Sendo o comércio uma cadeia de pagamentos, a insolvência tem efeitos sobre os credores desse
sujeito, podendo conduzir à sua própria insolvência. Mesmo quando se trate de empresas em
boa saúde económica e financeira cria-se um efeito sistémico em toda a cadeia, trata-se do
conhecido fenómeno das “falências por arrastamento”. Na Idade Média prevenia-se este efeito
sistémico pelo quebramento da Banca do comerciante falido, e daí surgir o termo “banca rota”.
Além disso, previa-se as seguintes sanções: (i) prisão do comerciante por dívidas, (ii) expulsão
do comerciante da cidade, (iii) difamação do comerciante. Por conseguinte, o comerciante
fugia, e assim a fuga do comerciante passou a ser um índice da situação de insolvência.
Em 1980, distinguiam-se dois regimes:
✓ Falência – regime privativo dos comerciantes.
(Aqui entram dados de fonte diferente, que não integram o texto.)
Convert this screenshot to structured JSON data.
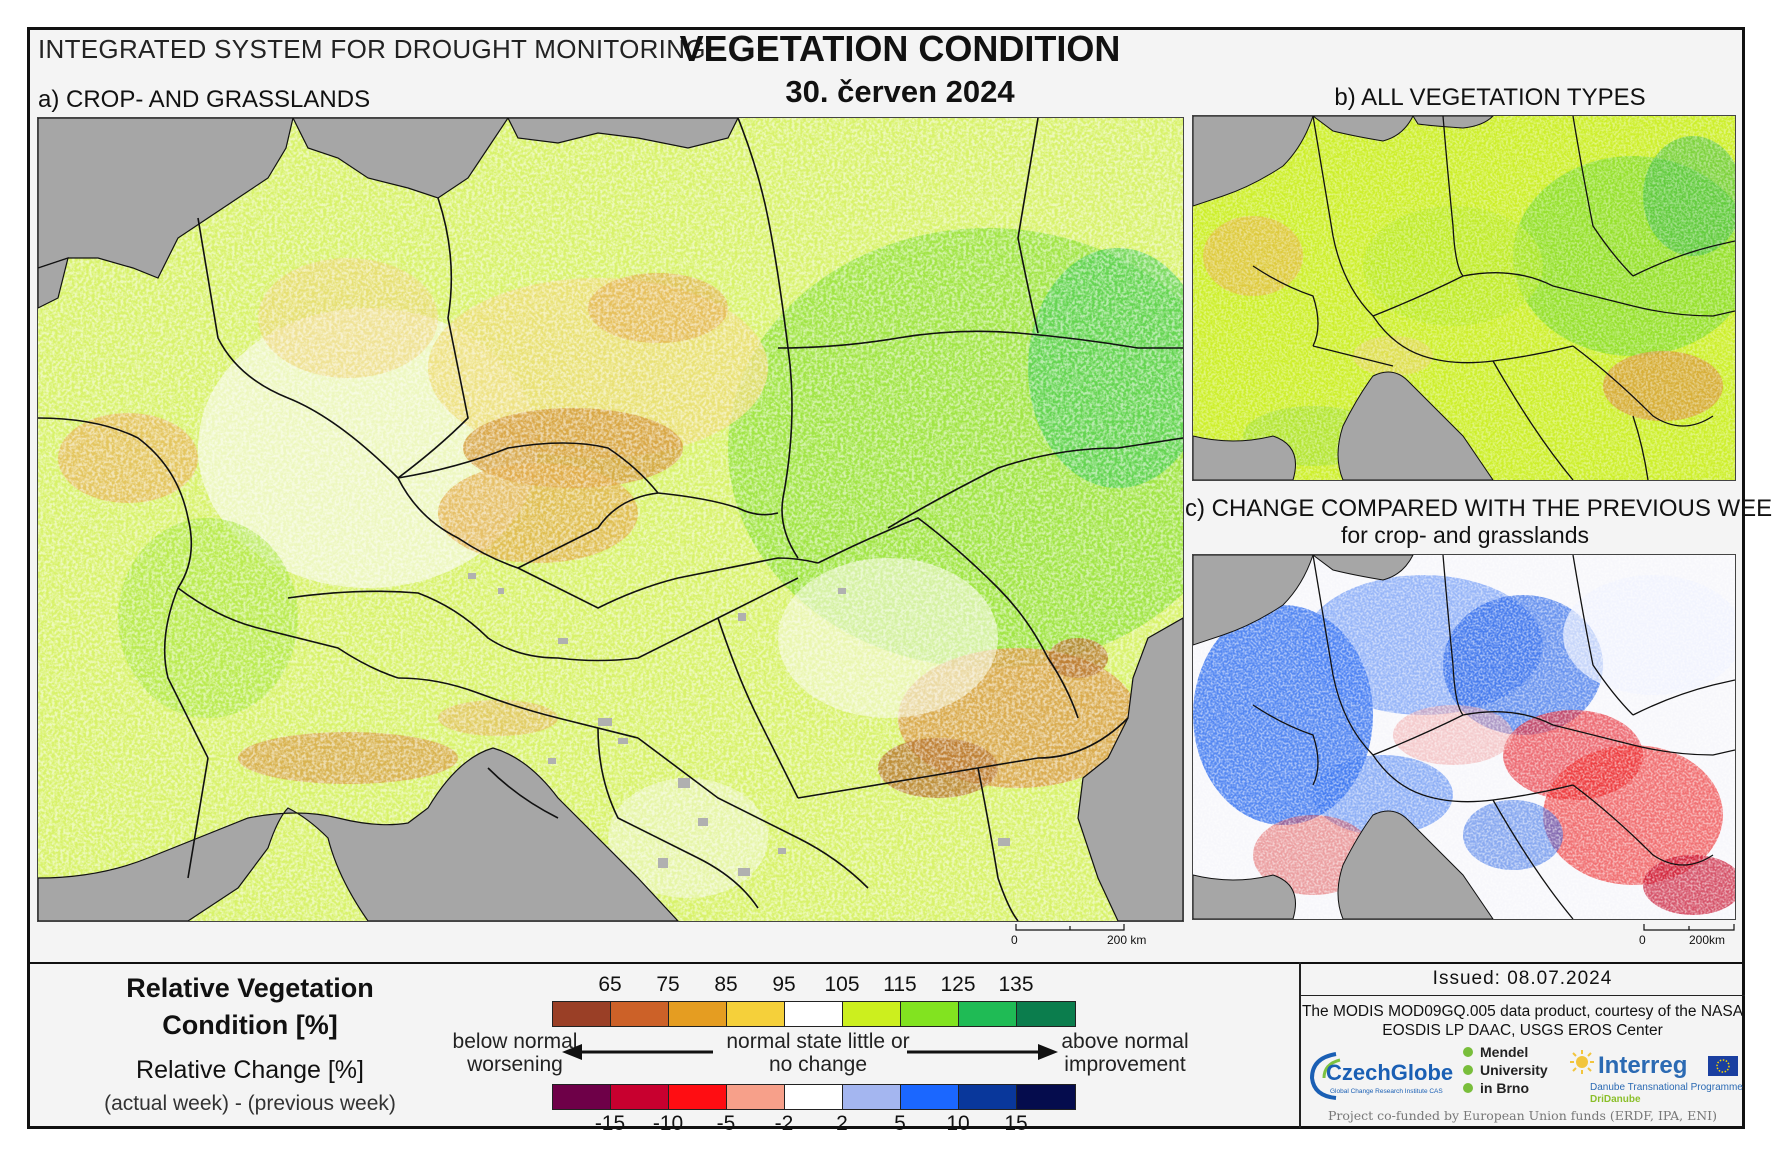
{
  "header": {
    "system_title": "INTEGRATED SYSTEM FOR DROUGHT MONITORING",
    "title": "VEGETATION CONDITION",
    "date": "30. červen 2024"
  },
  "panels": {
    "a_label": "a) CROP- AND GRASSLANDS",
    "b_label": "b) ALL VEGETATION TYPES",
    "c_label": "c) CHANGE COMPARED WITH THE PREVIOUS WEEK",
    "c_sublabel": "for crop- and grasslands"
  },
  "scalebars": {
    "a": {
      "zero": "0",
      "end": "200 km"
    },
    "c": {
      "zero": "0",
      "end": "200km"
    }
  },
  "legend": {
    "rvc_title": "Relative Vegetation Condition [%]",
    "rc_title": "Relative Change [%]",
    "rc_sub": "(actual week) - (previous week)",
    "condition_ticks": [
      "65",
      "75",
      "85",
      "95",
      "105",
      "115",
      "125",
      "135"
    ],
    "condition_colors": [
      "#9a3f26",
      "#cc6128",
      "#e59d21",
      "#f5d03a",
      "#ffffff",
      "#ccef1e",
      "#82e320",
      "#1fbb55",
      "#0b7d4d"
    ],
    "change_ticks": [
      "-15",
      "-10",
      "-5",
      "-2",
      "2",
      "5",
      "10",
      "15"
    ],
    "change_colors": [
      "#6e0048",
      "#c8002f",
      "#ff0d12",
      "#f7a08a",
      "#ffffff",
      "#a4b6f0",
      "#1b67ff",
      "#09379b",
      "#050c4d"
    ],
    "left_text": "below normal worsening",
    "center_text": "normal state little or no change",
    "right_text": "above normal improvement"
  },
  "footer": {
    "issued": "Issued: 08.07.2024",
    "credit": "The MODIS MOD09GQ.005 data product, courtesy of the NASA EOSDIS LP DAAC, USGS EROS Center",
    "logos": {
      "czechglobe": "CzechGlobe",
      "czechglobe_sub": "Global Change Research Institute CAS",
      "mendel1": "Mendel",
      "mendel2": "University",
      "mendel3": "in Brno",
      "interreg": "Interreg",
      "interreg_sub1": "Danube Transnational Programme",
      "interreg_sub2": "DriDanube"
    },
    "funded": "Project co-funded by European Union funds (ERDF, IPA, ENI)"
  }
}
O comerciante estava impossibilitado
de cumprir as suas obrigações, isto é, não tinha meios líquidos suficientes, porém, podia
ter meios ilíquidos de valor superior às obrigações (exemplo: um imóvel), porém os
meios ilíquidos demoram tempo a serem alienados no mercado.
✓ Insolvência – regime dos não comerciantes. Utilizava-se o critério de relevo
matrimonial, isto é, para um não comerciante estar insolvente era necessário que o
passivo fosse superior ao ativo.
Nesta época não havia instrumentos de recuperação de uma empresa próxima de uma situação
de falência. Estes instrumentos de recuperação de uma empresa foram criados com a entrada
em vigor do Código dos Processos Especiais de Recuperação de Empresa e de Falência (1993),
o CPEREF.
Com o CPEREF eliminou-se a diferença entre o regime de falência e o regime de insolvência.
Isto é, a falência que estava ligada unicamente aos comerciantes, passou a designar-se por
insolvência, e este regime estendia-se aos não comerciantes. Declarada a insolvência tínhamos
duas vias: (i) a recuperação de uma empresa ou se ela não fosse suscetível de recuperação (ii)
iniciava-se o processo de insolvência a que se seguia a liquidação.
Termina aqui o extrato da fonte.